I know that this book received tons of attention in Japan when it, along with Wataya Risa’s Keritai Senaka was awarded the prestigious Akutagawa Prize in early 2004, but after reading it in Bungei Shunju that March, my initial impresison was (and for the most part still is): publicity stunt.
Reading this recent post over at Japundit hasn’t given me cause for greater optimism. I know we’re admonished not to judge a book by it’s cover, but when a 13 year old kid wins a national literary award for a work called Kono Misteri ga sugoi, it’s time to start asking questions about the national intelligence quotient.

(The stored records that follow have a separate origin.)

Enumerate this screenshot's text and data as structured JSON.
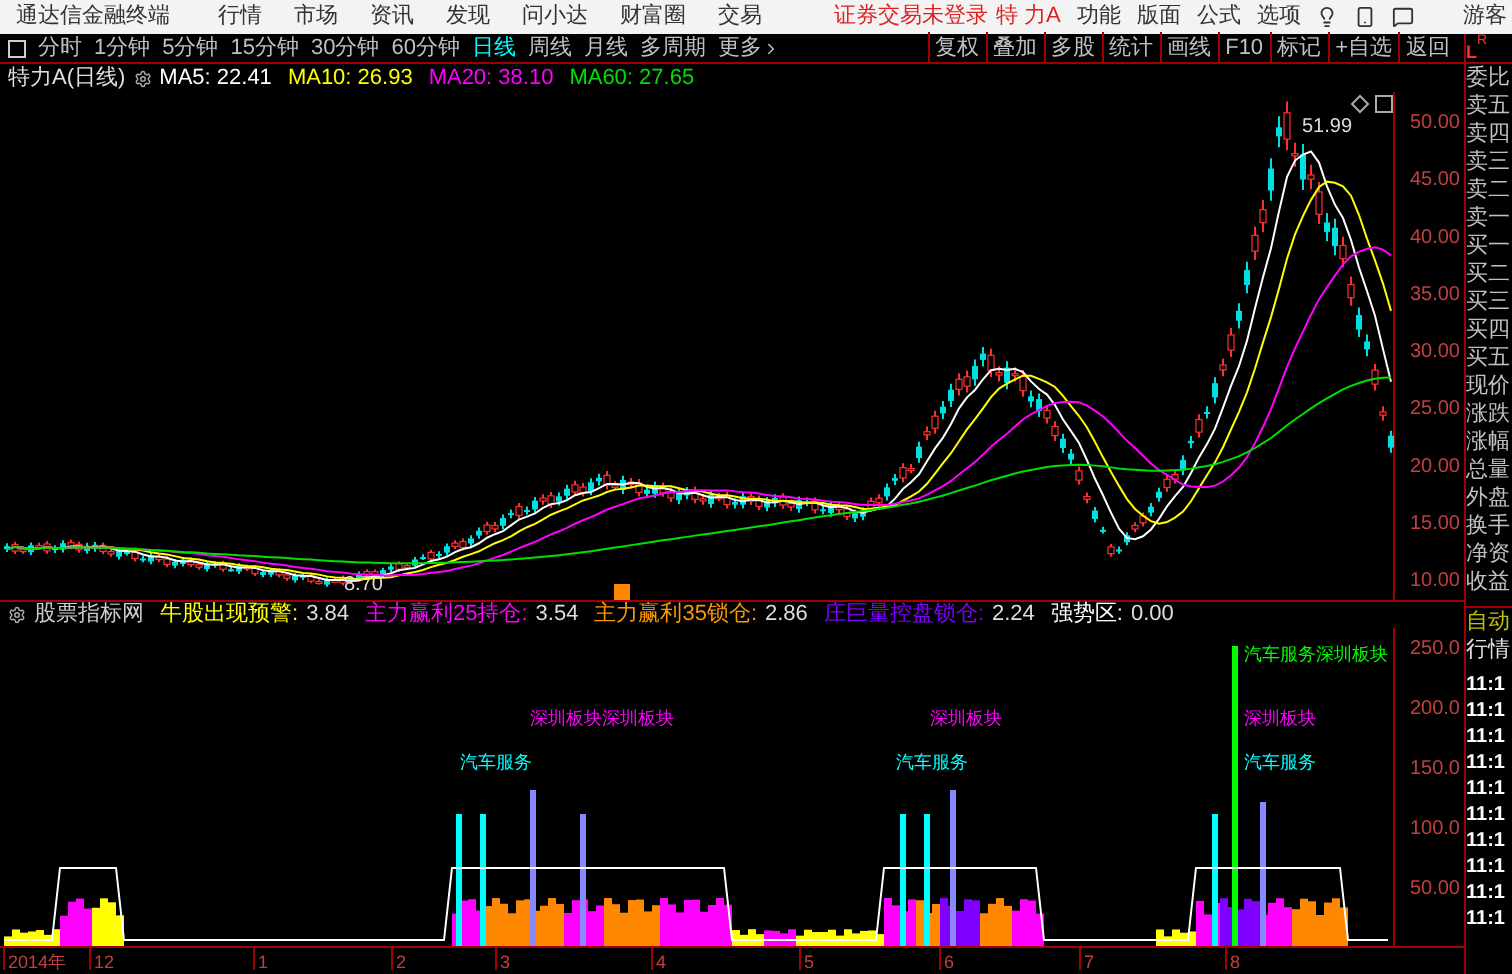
{
  "app": {
    "name": "通达信金融终端",
    "menus": [
      "行情",
      "市场",
      "资讯",
      "发现",
      "问小达",
      "财富圈",
      "交易"
    ],
    "login_notice": "证券交易未登录",
    "stock": "特 力A",
    "right_menus": [
      "功能",
      "版面",
      "公式",
      "选项"
    ],
    "user": "游客"
  },
  "toolbar": {
    "periods": [
      {
        "label": "分时",
        "selected": false
      },
      {
        "label": "1分钟",
        "selected": false
      },
      {
        "label": "5分钟",
        "selected": false
      },
      {
        "label": "15分钟",
        "selected": false
      },
      {
        "label": "30分钟",
        "selected": false
      },
      {
        "label": "60分钟",
        "selected": false
      },
      {
        "label": "日线",
        "selected": true
      },
      {
        "label": "周线",
        "selected": false
      },
      {
        "label": "月线",
        "selected": false
      },
      {
        "label": "多周期",
        "selected": false
      }
    ],
    "more": "更多",
    "actions": [
      "复权",
      "叠加",
      "多股",
      "统计",
      "画线",
      "F10",
      "标记",
      "+自选",
      "返回"
    ]
  },
  "main_chart": {
    "title": "特力A(日线)",
    "mas": [
      {
        "label": "MA5: 22.41",
        "color": "#ffffff"
      },
      {
        "label": "MA10: 26.93",
        "color": "#ffff00"
      },
      {
        "label": "MA20: 38.10",
        "color": "#ff00ff"
      },
      {
        "label": "MA60: 27.65",
        "color": "#00e000"
      }
    ],
    "high_label": "51.99",
    "low_label": "8.70",
    "y_axis": [
      "50.00",
      "45.00",
      "40.00",
      "35.00",
      "30.00",
      "25.00",
      "20.00",
      "15.00",
      "10.00"
    ]
  },
  "indicator": {
    "name": "股票指标网",
    "items": [
      {
        "label": "牛股出现预警:",
        "value": "3.84",
        "color": "#ffff00"
      },
      {
        "label": "主力赢利25持仓:",
        "value": "3.54",
        "color": "#ff00ff"
      },
      {
        "label": "主力赢利35锁仓:",
        "value": "2.86",
        "color": "#ff9900"
      },
      {
        "label": "庄巨量控盘锁仓:",
        "value": "2.24",
        "color": "#8000ff"
      },
      {
        "label": "强势区:",
        "value": "0.00",
        "color": "#ffffff"
      }
    ],
    "signals": [
      {
        "text": "深圳板块深圳板块",
        "color": "#ff00ff"
      },
      {
        "text": "汽车服务",
        "color": "#00ffff"
      },
      {
        "text": "深圳板块",
        "color": "#ff00ff"
      },
      {
        "text": "汽车服务",
        "color": "#00ffff"
      },
      {
        "text": "汽车服务深圳板块",
        "color": "#00ff00"
      },
      {
        "text": "深圳板块",
        "color": "#ff00ff"
      },
      {
        "text": "汽车服务",
        "color": "#00ffff"
      }
    ],
    "y_axis": [
      "250.0",
      "200.0",
      "150.0",
      "100.0",
      "50.00"
    ]
  },
  "x_axis": [
    "2014年",
    "12",
    "1",
    "2",
    "3",
    "4",
    "5",
    "6",
    "7",
    "8"
  ],
  "quote_panel": {
    "toggle_labels": [
      "L",
      "R"
    ],
    "fields": [
      "委比",
      "卖五",
      "卖四",
      "卖三",
      "卖二",
      "卖一",
      "买一",
      "买二",
      "买三",
      "买四",
      "买五",
      "现价",
      "涨跌",
      "涨幅",
      "总量",
      "外盘",
      "换手",
      "净资",
      "收益"
    ],
    "auto": "自动",
    "market": "行情",
    "times": [
      "11:1",
      "11:1",
      "11:1",
      "11:1",
      "11:1",
      "11:1",
      "11:1",
      "11:1",
      "11:1",
      "11:1"
    ]
  }
}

I think it is a wonderful idea to encourage the budding literary talents of Japanese youth, but are you telling me that the best Japan has to offer is in the first grade? At least one person seems to think so. The post links to a Yomiuri story (Aptly titled “Teen writers steal spotlight / Veterans worried publishers putting businessbefore talent”) has Shinji Inagaki, chief editor of Shogakukan’s literature section saying this:
“Young people in their teens and 20s, who have been said to be aliterate, are actually quite adept at reading and writing text messages on their cell phone. Their desire for creativity is strong,” he said.
Text messaging = creative drive???!!!
Fortunately, not everyone in the entire Japanese population appears quite so deluded as suggested by the article’s mention of declining sales figures. Let’s hope this trend, like most others in Japan, is short lived.